Solved – Practical Question about the Assumptions of Support Vector Machines

assumptionsdata miningsvm

As far as I know, the only assumptions of support vector machines are independent and identically distributed data. I am planning to train and run a SVM on a number of variables that aren't naturally on the same scale. To meet the assumption of identically distributed data, I was planning on standardizing the variables; however, I'm not sure if I should do this for the training set and test set individually, or for the overall sample prior to creating the two sets of data.

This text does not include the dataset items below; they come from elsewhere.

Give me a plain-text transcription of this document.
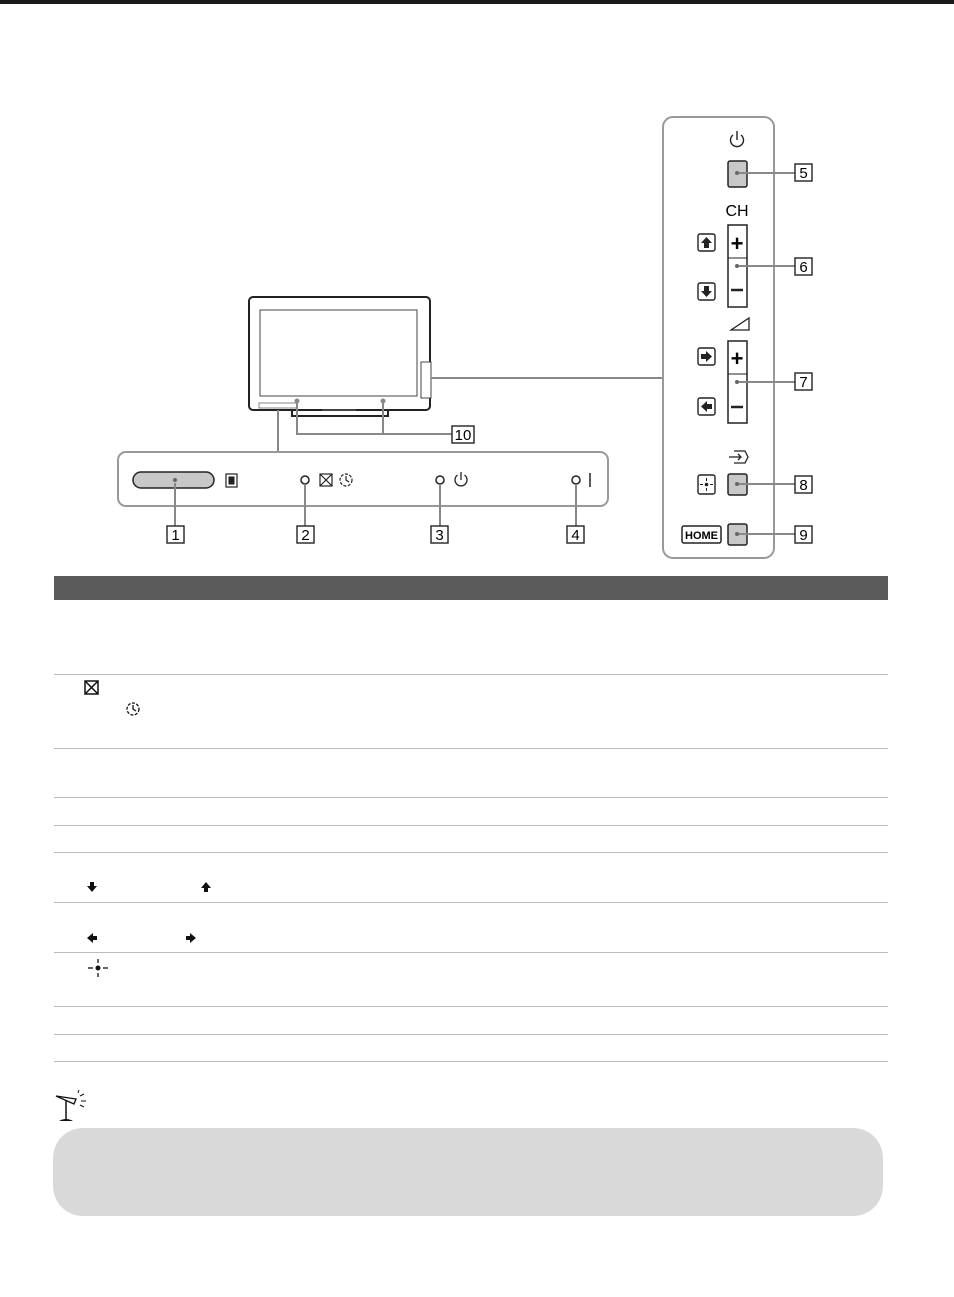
1	2	3	4
10
CH
+
+
HOME
5
6
7
8
9
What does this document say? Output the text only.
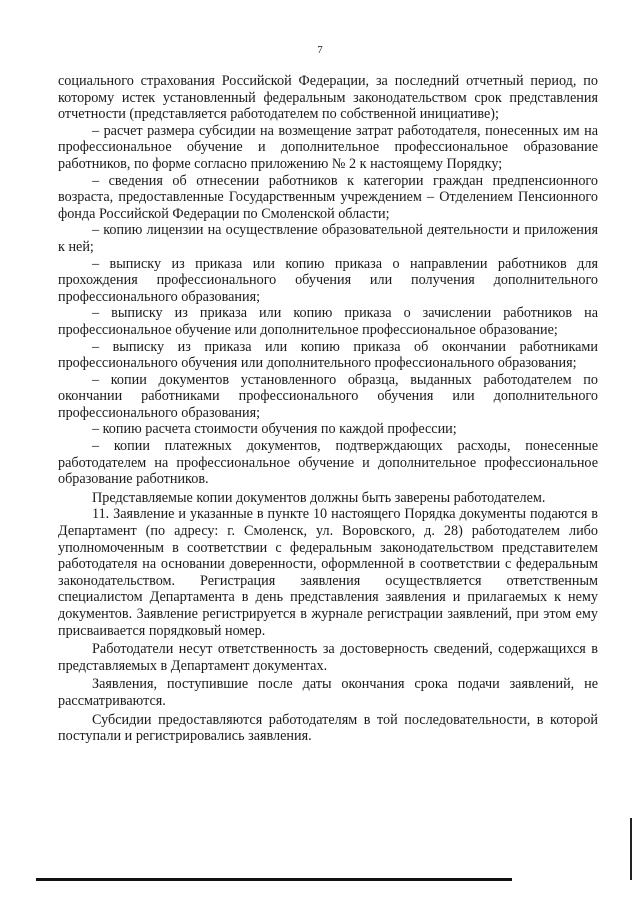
7

социального страхования Российской Федерации, за последний отчетный период, по которому истек установленный федеральным законодательством срок представления отчетности (представляется работодателем по собственной инициативе);

– расчет размера субсидии на возмещение затрат работодателя, понесенных им на профессиональное обучение и дополнительное профессиональное образование работников, по форме согласно приложению № 2 к настоящему Порядку;

– сведения об отнесении работников к категории граждан предпенсионного возраста, предоставленные Государственным учреждением – Отделением Пенсионного фонда Российской Федерации по Смоленской области;

– копию лицензии на осуществление образовательной деятельности и приложения к ней;

– выписку из приказа или копию приказа о направлении работников для прохождения профессионального обучения или получения дополнительного профессионального образования;

– выписку из приказа или копию приказа о зачислении работников на профессиональное обучение или дополнительное профессиональное образование;

– выписку из приказа или копию приказа об окончании работниками профессионального обучения или дополнительного профессионального образования;

– копии документов установленного образца, выданных работодателем по окончании работниками профессионального обучения или дополнительного профессионального образования;

– копию расчета стоимости обучения по каждой профессии;

– копии платежных документов, подтверждающих расходы, понесенные работодателем на профессиональное обучение и дополнительное профессиональное образование работников.

Представляемые копии документов должны быть заверены работодателем.

11. Заявление и указанные в пункте 10 настоящего Порядка документы подаются в Департамент (по адресу: г. Смоленск, ул. Воровского, д. 28) работодателем либо уполномоченным в соответствии с федеральным законодательством представителем работодателя на основании доверенности, оформленной в соответствии с федеральным законодательством. Регистрация заявления осуществляется ответственным специалистом Департамента в день представления заявления и прилагаемых к нему документов. Заявление регистрируется в журнале регистрации заявлений, при этом ему присваивается порядковый номер.

Работодатели несут ответственность за достоверность сведений, содержащихся в представляемых в Департамент документах.

Заявления, поступившие после даты окончания срока подачи заявлений, не рассматриваются.

Субсидии предоставляются работодателям в той последовательности, в которой поступали и регистрировались заявления.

It seems to me that it would be better to standardize the training set and test set individually, but I have no evidence to back this up and no citation to point to. Does anyone know if this is true? Also, is there a citation on this topic?

Best Answer

The correct procedure is to scale the data separately in the following way:

  1. Divide training and test data.
  2. For the training data, center and scale the data. Retain the values of the centering and scaling.
  3. Using the values from (2), subtract the center from the test data and divide by the scale.

A reference for this in the context of support vector machines can be found here, "A Practical Guide to Support Vector Classification" Chih-Wei Hsu, Chih-Chung Chang, and Chih-Jen Lin Department of Computer Science National Taiwan University.

The reason for this is that we do not want information to spill over between the test and training sets. This is true in general of any ML procedure, not just SVM.